5. Support and celebrate male friendships and male-only spaces
One of the most damaging cultural messages of the last several decades is that male-only spaces are a detriment to society, so more and more men get all their emotional needs met by their romantic partner. This isolates them. Men need other men. They need spaces where they can be competitive, silly, or supportive without translating everything for a woman.
Encourage his friendships with other good men. Celebrate when he goes on a fishing trip, goes out with a group of friends, plays in a league, or attends a men’s weekend trip. Don’t treat his time with his friends as time stolen from you. Healthy male community gives him perspective, accountability, and belonging that no single woman can fully provide. When you champion those relationships, you're strengthening the entire support network around him.
6. Help him reconnect with purpose and physical discipline
Many men who are struggling have lost a sense of forward momentum. They feel like they’re failing as providers, protectors, or fathers.
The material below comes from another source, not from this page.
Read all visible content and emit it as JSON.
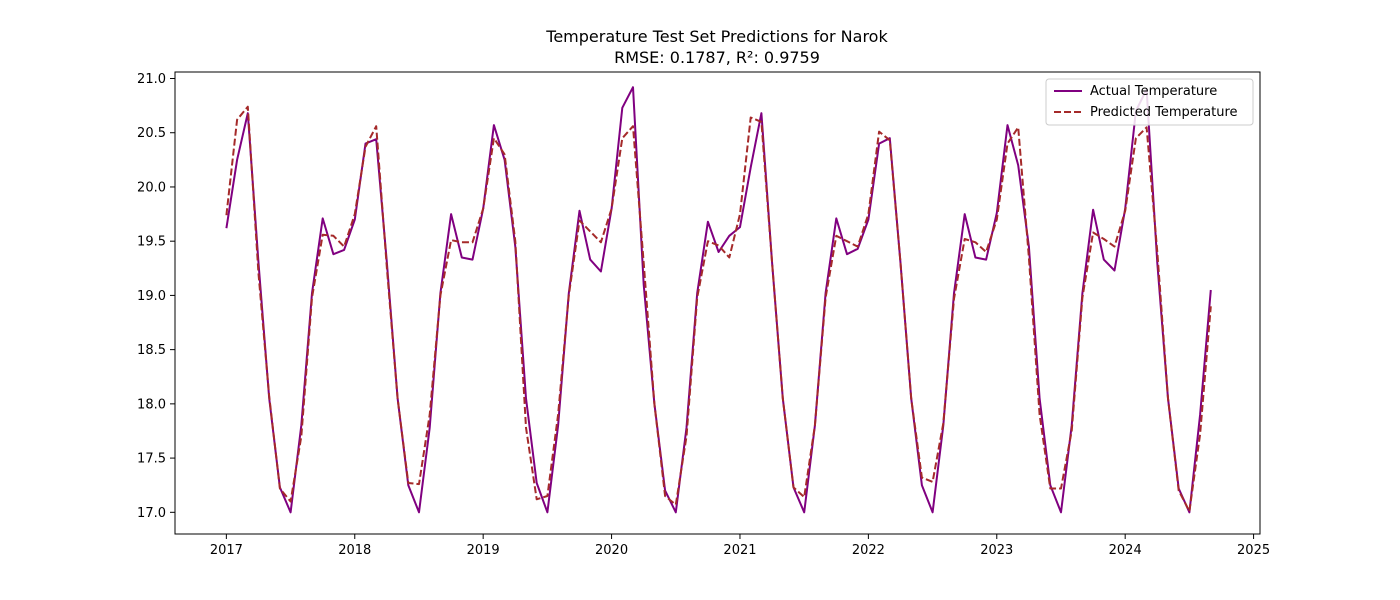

You can gently encourage small, consistent steps that rebuild confidence: regular exercise, lifting weights, getting outside, returning to hobbies that once gave him pride, or taking on a project around the house. Purpose often comes through responsibility. When a man feels useful and capable again, his mental health almost always improves. You’re not his personal trainer or life coach. You’re simply the woman who believes in him enough to keep reminding him of his own strength and to create an environment where that strength can show up again.
The instinct to stand beside our men when they’re hurting is not a burden we must escape but one of the most powerful forces we possess for saving marriages, stabilizing families, and strengthening communities.
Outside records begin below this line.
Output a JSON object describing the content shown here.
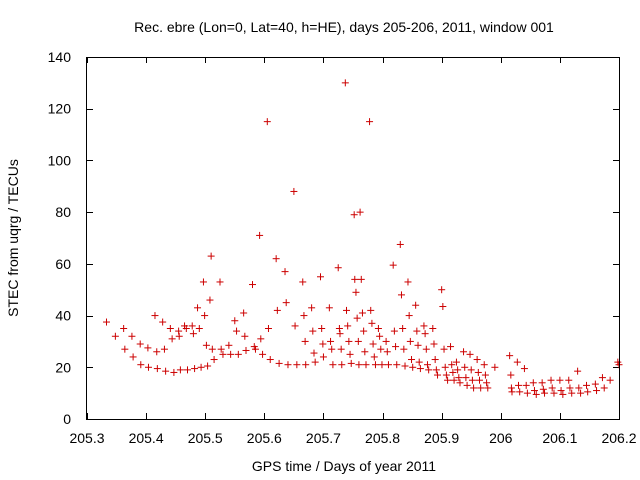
{
  "chart_data": {
    "type": "scatter",
    "title": "Rec. ebre (Lon=0, Lat=40, h=HE), days 205-206, 2011, window 001",
    "xlabel": "GPS time / Days of year 2011",
    "ylabel": "STEC from uqrg / TECUs",
    "xlim": [
      205.3,
      206.2
    ],
    "ylim": [
      0,
      140
    ],
    "xticks": [
      205.3,
      205.4,
      205.5,
      205.6,
      205.7,
      205.8,
      205.9,
      206,
      206.1,
      206.2
    ],
    "xtick_labels": [
      "205.3",
      "205.4",
      "205.5",
      "205.6",
      "205.7",
      "205.8",
      "205.9",
      "206",
      "206.1",
      "206.2"
    ],
    "yticks": [
      0,
      20,
      40,
      60,
      80,
      100,
      120,
      140
    ],
    "ytick_labels": [
      "0",
      "20",
      "40",
      "60",
      "80",
      "100",
      "120",
      "140"
    ],
    "marker": "+",
    "marker_color": "#cc0000",
    "series": [
      {
        "name": "STEC",
        "points": [
          [
            205.333,
            37.5
          ],
          [
            205.348,
            32
          ],
          [
            205.362,
            35
          ],
          [
            205.364,
            27
          ],
          [
            205.376,
            32
          ],
          [
            205.378,
            24
          ],
          [
            205.39,
            29
          ],
          [
            205.391,
            21
          ],
          [
            205.403,
            27.5
          ],
          [
            205.404,
            20
          ],
          [
            205.415,
            40
          ],
          [
            205.418,
            26
          ],
          [
            205.419,
            19.5
          ],
          [
            205.428,
            37.5
          ],
          [
            205.431,
            27
          ],
          [
            205.433,
            18.5
          ],
          [
            205.441,
            35
          ],
          [
            205.444,
            31
          ],
          [
            205.447,
            18
          ],
          [
            205.455,
            34
          ],
          [
            205.456,
            32
          ],
          [
            205.458,
            19
          ],
          [
            205.465,
            36
          ],
          [
            205.468,
            35
          ],
          [
            205.47,
            19
          ],
          [
            205.478,
            36
          ],
          [
            205.48,
            33
          ],
          [
            205.482,
            19.5
          ],
          [
            205.487,
            43
          ],
          [
            205.49,
            35
          ],
          [
            205.493,
            20
          ],
          [
            205.497,
            53
          ],
          [
            205.499,
            40
          ],
          [
            205.502,
            28.5
          ],
          [
            205.504,
            20.5
          ],
          [
            205.508,
            46
          ],
          [
            205.51,
            63
          ],
          [
            205.512,
            27
          ],
          [
            205.515,
            23
          ],
          [
            205.525,
            53
          ],
          [
            205.527,
            27
          ],
          [
            205.53,
            25
          ],
          [
            205.54,
            28.5
          ],
          [
            205.543,
            25
          ],
          [
            205.55,
            38
          ],
          [
            205.553,
            34
          ],
          [
            205.556,
            25
          ],
          [
            205.565,
            41
          ],
          [
            205.567,
            32
          ],
          [
            205.569,
            26.5
          ],
          [
            205.58,
            52
          ],
          [
            205.583,
            28
          ],
          [
            205.585,
            27
          ],
          [
            205.592,
            71
          ],
          [
            205.594,
            31
          ],
          [
            205.597,
            25
          ],
          [
            205.605,
            115
          ],
          [
            205.607,
            35
          ],
          [
            205.61,
            23
          ],
          [
            205.62,
            62
          ],
          [
            205.622,
            42
          ],
          [
            205.625,
            21.5
          ],
          [
            205.635,
            57
          ],
          [
            205.637,
            45
          ],
          [
            205.64,
            21
          ],
          [
            205.65,
            88
          ],
          [
            205.652,
            36
          ],
          [
            205.655,
            21
          ],
          [
            205.665,
            53
          ],
          [
            205.667,
            40
          ],
          [
            205.669,
            30
          ],
          [
            205.67,
            21
          ],
          [
            205.68,
            43
          ],
          [
            205.682,
            34
          ],
          [
            205.684,
            25.5
          ],
          [
            205.686,
            22
          ],
          [
            205.695,
            55
          ],
          [
            205.697,
            35
          ],
          [
            205.699,
            29
          ],
          [
            205.7,
            24
          ],
          [
            205.71,
            43
          ],
          [
            205.712,
            30
          ],
          [
            205.714,
            27
          ],
          [
            205.716,
            21
          ],
          [
            205.725,
            58.5
          ],
          [
            205.727,
            35
          ],
          [
            205.728,
            33
          ],
          [
            205.73,
            27
          ],
          [
            205.731,
            21
          ],
          [
            205.737,
            130
          ],
          [
            205.739,
            42
          ],
          [
            205.741,
            36
          ],
          [
            205.743,
            30
          ],
          [
            205.745,
            25
          ],
          [
            205.747,
            21.5
          ],
          [
            205.752,
            79
          ],
          [
            205.753,
            54
          ],
          [
            205.755,
            49
          ],
          [
            205.757,
            39
          ],
          [
            205.759,
            30
          ],
          [
            205.76,
            21
          ],
          [
            205.762,
            80
          ],
          [
            205.764,
            54
          ],
          [
            205.766,
            41
          ],
          [
            205.768,
            34
          ],
          [
            205.77,
            26
          ],
          [
            205.772,
            21
          ],
          [
            205.778,
            115
          ],
          [
            205.78,
            42
          ],
          [
            205.782,
            37
          ],
          [
            205.784,
            29
          ],
          [
            205.786,
            24
          ],
          [
            205.788,
            21
          ],
          [
            205.793,
            35
          ],
          [
            205.795,
            32
          ],
          [
            205.797,
            27
          ],
          [
            205.799,
            21
          ],
          [
            205.806,
            30
          ],
          [
            205.808,
            26
          ],
          [
            205.81,
            21
          ],
          [
            205.818,
            59.5
          ],
          [
            205.82,
            34
          ],
          [
            205.822,
            28
          ],
          [
            205.824,
            21
          ],
          [
            205.83,
            67.5
          ],
          [
            205.832,
            48
          ],
          [
            205.834,
            35
          ],
          [
            205.836,
            27
          ],
          [
            205.838,
            20.5
          ],
          [
            205.843,
            53
          ],
          [
            205.845,
            40
          ],
          [
            205.847,
            30
          ],
          [
            205.849,
            23
          ],
          [
            205.851,
            20
          ],
          [
            205.856,
            44
          ],
          [
            205.858,
            34
          ],
          [
            205.86,
            28.5
          ],
          [
            205.862,
            22
          ],
          [
            205.864,
            19.5
          ],
          [
            205.87,
            36
          ],
          [
            205.872,
            33
          ],
          [
            205.874,
            27
          ],
          [
            205.876,
            21
          ],
          [
            205.878,
            19
          ],
          [
            205.885,
            35
          ],
          [
            205.887,
            29
          ],
          [
            205.889,
            23
          ],
          [
            205.891,
            19
          ],
          [
            205.893,
            17
          ],
          [
            205.9,
            50
          ],
          [
            205.902,
            43.5
          ],
          [
            205.904,
            27
          ],
          [
            205.906,
            20
          ],
          [
            205.908,
            17
          ],
          [
            205.91,
            15
          ],
          [
            205.915,
            28
          ],
          [
            205.917,
            21
          ],
          [
            205.919,
            18
          ],
          [
            205.921,
            15
          ],
          [
            205.925,
            22
          ],
          [
            205.927,
            19
          ],
          [
            205.929,
            16
          ],
          [
            205.931,
            14
          ],
          [
            205.937,
            26
          ],
          [
            205.939,
            20
          ],
          [
            205.941,
            16
          ],
          [
            205.943,
            13
          ],
          [
            205.948,
            25
          ],
          [
            205.95,
            19
          ],
          [
            205.952,
            15
          ],
          [
            205.954,
            12
          ],
          [
            205.96,
            23
          ],
          [
            205.962,
            18
          ],
          [
            205.964,
            15
          ],
          [
            205.966,
            12
          ],
          [
            205.972,
            21
          ],
          [
            205.974,
            17
          ],
          [
            205.976,
            14
          ],
          [
            205.978,
            12
          ],
          [
            205.99,
            20
          ],
          [
            206.015,
            24.5
          ],
          [
            206.017,
            17
          ],
          [
            206.018,
            12
          ],
          [
            206.019,
            10.5
          ],
          [
            206.028,
            22
          ],
          [
            206.03,
            13
          ],
          [
            206.032,
            10.5
          ],
          [
            206.04,
            19.5
          ],
          [
            206.043,
            13
          ],
          [
            206.045,
            10
          ],
          [
            206.055,
            14
          ],
          [
            206.057,
            11
          ],
          [
            206.06,
            9.5
          ],
          [
            206.07,
            14
          ],
          [
            206.072,
            11.5
          ],
          [
            206.074,
            10
          ],
          [
            206.085,
            15
          ],
          [
            206.087,
            12
          ],
          [
            206.09,
            10
          ],
          [
            206.1,
            15
          ],
          [
            206.102,
            11
          ],
          [
            206.105,
            9.5
          ],
          [
            206.115,
            15
          ],
          [
            206.117,
            12
          ],
          [
            206.12,
            10
          ],
          [
            206.13,
            18.5
          ],
          [
            206.132,
            12
          ],
          [
            206.135,
            10
          ],
          [
            206.145,
            13
          ],
          [
            206.147,
            10.5
          ],
          [
            206.16,
            13.5
          ],
          [
            206.162,
            11
          ],
          [
            206.172,
            16
          ],
          [
            206.175,
            12
          ],
          [
            206.185,
            15
          ],
          [
            206.198,
            22
          ],
          [
            206.2,
            21
          ]
        ]
      }
    ]
  }
}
We’re nurturers at our core, and that’s a good thing. The instinct to stand beside our men when they’re hurting is not a burden we must escape but one of the most powerful forces we possess for saving marriages, stabilizing families, and strengthening communities. The alternative, telling women to step back and let men figure it out alone, will not work. We have record rates of male suicide, addiction, and loneliness. Our men need us, but they need us equipped.
That’s why sharing knowledge matters. When one woman learns how to support her husband more effectively, she can pass that wisdom to her sister, her daughter, or her friend. We don’t have to do this perfectly. We don’t have to do it alone. We simply have to stop treating the desire to help the men we love as something shameful and start treating it as the serious, life-giving responsibility it actually is.
The man I lost deserved better tools than the ones I had at twenty-something. The men in our lives today deserve better tools than the ones culture is currently handing us. Let’s give them to each other.